Większość Czytelników zapewne oglądała kiedyś komedię pt. „Irena do domu!” z 1955 roku. Film nie dość, że bardzo zabawny, to jeszcze zwiastujący nową rolę kobiet w motoryzacji. Tytułowa Irena bowiem, w tajemnicy przed konserwatywnym mężem, robi kurs kierowcy. W połowie lat 50. kobieta szofer stanowiła absolutną egzotykę, dziś panie prowadzą nawet wielkie autobusy i nikogo to już nie dziwi.

Zupełnie inaczej jest w warsztatach samochodowych – tu kobiety można zobaczyć najwyżej na recepcji. Czasem tylko w mediach pojawiają się doniesienia, że gdzieś tam, hen za górami, za lasami, w pewnym warsztacie pracuje pani mechanik.

Nie wiadomo dlaczego środowisko warsztatowców jest tak bardzo odfeminizowane. Kiedyś można to było wytłumaczyć tym, że robota mechanika wymaga fizycznej tężyzny.

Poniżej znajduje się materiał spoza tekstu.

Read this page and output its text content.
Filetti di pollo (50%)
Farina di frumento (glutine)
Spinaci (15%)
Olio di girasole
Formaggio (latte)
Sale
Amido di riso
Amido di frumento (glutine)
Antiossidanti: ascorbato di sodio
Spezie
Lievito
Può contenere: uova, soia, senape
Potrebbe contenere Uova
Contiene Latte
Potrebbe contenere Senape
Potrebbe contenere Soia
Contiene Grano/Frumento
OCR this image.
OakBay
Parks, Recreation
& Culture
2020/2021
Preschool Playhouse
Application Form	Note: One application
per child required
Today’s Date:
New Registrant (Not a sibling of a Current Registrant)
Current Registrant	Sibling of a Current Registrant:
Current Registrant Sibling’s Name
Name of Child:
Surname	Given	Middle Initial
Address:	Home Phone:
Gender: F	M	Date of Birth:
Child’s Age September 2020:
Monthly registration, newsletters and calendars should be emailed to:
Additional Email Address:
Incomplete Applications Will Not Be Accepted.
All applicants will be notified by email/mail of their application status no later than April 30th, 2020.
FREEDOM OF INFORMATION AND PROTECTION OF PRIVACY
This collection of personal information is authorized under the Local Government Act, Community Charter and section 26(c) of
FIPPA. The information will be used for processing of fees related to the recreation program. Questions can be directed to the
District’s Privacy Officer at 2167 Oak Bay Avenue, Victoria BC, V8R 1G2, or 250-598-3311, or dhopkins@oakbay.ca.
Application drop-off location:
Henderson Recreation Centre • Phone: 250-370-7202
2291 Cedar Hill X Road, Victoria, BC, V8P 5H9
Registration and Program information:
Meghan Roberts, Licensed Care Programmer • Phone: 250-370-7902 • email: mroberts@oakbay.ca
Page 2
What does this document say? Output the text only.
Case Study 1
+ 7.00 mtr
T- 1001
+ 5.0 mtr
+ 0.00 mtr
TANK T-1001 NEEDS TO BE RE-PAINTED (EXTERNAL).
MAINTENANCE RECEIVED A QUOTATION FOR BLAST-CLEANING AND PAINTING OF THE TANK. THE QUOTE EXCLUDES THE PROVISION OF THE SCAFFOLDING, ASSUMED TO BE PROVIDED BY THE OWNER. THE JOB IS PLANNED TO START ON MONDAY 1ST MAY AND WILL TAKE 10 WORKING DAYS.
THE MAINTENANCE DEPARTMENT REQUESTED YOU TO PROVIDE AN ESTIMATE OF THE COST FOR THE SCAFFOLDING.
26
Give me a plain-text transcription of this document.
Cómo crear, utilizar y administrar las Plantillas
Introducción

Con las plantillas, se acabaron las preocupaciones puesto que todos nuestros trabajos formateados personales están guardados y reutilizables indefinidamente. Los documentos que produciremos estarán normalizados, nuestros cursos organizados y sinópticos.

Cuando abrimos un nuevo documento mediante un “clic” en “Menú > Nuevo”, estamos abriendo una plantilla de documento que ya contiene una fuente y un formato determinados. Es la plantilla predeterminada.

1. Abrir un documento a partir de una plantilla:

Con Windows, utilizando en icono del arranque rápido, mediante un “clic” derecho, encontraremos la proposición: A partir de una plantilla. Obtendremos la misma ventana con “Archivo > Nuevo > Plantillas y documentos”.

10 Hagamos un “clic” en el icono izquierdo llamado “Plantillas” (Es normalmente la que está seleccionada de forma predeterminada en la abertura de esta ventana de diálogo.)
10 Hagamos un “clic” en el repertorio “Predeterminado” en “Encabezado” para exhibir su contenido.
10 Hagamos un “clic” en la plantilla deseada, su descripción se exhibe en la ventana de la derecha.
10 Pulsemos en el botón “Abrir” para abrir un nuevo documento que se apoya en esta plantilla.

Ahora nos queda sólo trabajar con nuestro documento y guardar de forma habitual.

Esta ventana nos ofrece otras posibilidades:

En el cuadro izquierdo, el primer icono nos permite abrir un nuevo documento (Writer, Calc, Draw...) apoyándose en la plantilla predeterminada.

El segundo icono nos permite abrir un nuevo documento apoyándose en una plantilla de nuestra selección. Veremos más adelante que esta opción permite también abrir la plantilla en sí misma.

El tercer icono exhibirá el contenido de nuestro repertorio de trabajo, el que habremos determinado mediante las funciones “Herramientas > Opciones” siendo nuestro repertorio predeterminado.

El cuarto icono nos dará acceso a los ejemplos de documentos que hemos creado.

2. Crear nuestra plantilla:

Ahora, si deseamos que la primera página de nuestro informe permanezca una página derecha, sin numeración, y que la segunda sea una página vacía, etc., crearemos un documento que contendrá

Teraz jednak, dzięki nowoczesnemu wyposażeniu i rozwojowi techniki, ważniejsza od krzepy jest wiedza i inteligencja. A skoro kobiety potrafią serwisować samoloty odrzutowe, to pewnie dałyby sobie radę również z samochodami.

Może zatem warto namawiać dziewczyny zainteresowane techniką, by podejmowały naukę w szkołach samochodowych. Dziś kobieta przy podnośniku stanowi równie niezwykły widok co 60 lat temu Irena za „fajerą”, ale przecież to się też może zmienić.

Wszystkim Paniom życzymy wszystkiego najlepszego w Dniu Kobiet.